What kinds of things can be filesystems that typically aren't? All your processes—post a note (remember signals in Unix?) by writing to their control file, see what files they have open, etc. Your network interface. Need NAT? Mount the gateway's network devices locally. Get a connection and listen or connect to a remote host by opening a file and writing to it. Access a database through the filesystem. Access the web through the filesystem. Access FTP or any other remote filesystem through the local filesystem. Manipulate this window on the screen through the filesystem. Draw graphics through the filesystem. Access your keychain through the filesystem. Access your sound card through the filesystem.

Exposing everything through the filesystem has three principle benefits:

  1. Now any aspect of your machine's hardware, display, or any running software can be accessed from other places on the network. Or vice versa.
  2. Want to improve security by jailing a process? Remove the interfacing files from the namespace of that process.
  3. Access to your abstraction is democratized and language-agnostic.

The first two points get made a lot in Plan 9 circles and are the backbone of a secure distributed environment. But the third point is one that's been fascinating me. The echo service on Plan 9 is a shell script that runs cat. You can use regular shell scripts to connect programs and devices across machines. If you find a filesystem that provides access to a given device, protocol, or whatever, every language on your machine gets uniform access to that device, protocol or whatever without any bias towards a particular one.

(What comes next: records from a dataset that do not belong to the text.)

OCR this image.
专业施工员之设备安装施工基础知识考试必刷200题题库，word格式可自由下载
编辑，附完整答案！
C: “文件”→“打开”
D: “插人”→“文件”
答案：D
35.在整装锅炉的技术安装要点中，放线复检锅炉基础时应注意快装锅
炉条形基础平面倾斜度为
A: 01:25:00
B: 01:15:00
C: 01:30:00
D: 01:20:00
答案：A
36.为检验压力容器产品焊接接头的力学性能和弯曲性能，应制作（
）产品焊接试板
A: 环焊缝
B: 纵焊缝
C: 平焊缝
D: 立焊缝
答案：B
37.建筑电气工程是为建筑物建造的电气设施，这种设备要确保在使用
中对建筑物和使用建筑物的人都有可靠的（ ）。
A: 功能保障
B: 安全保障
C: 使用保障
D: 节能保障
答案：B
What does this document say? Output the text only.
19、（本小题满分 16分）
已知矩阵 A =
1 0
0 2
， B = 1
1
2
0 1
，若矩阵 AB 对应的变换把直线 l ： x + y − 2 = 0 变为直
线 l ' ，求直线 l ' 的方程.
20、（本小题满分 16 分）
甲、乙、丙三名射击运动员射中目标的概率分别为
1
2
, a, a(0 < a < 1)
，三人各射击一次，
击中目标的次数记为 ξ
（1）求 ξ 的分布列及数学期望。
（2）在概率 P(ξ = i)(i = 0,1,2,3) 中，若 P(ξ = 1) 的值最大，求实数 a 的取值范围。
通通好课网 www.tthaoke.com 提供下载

This also means that in Plan 9, writing a filesystem is better in many cases than writing a library. A library can only be used from C; a filesystem can be used from C, the shell, awk or any other language. Furthermore, a filesystem can be exported over the network or imported from another host. Hooking up a file to another file doesn't sound very interesting, but if one file is the output of a progress bar application and the other is your soundcard's control file, it becomes interesting. Or if one file is your mail and the other is your Jabber account, and between them is a little AWK script that pulls out the subject. Or if one file is your hard drive's SMART status and the other is your SMS gateway. The mere thought of being able to combine these things with trivial shell scripts in the grand Unix tradition is quite alluring.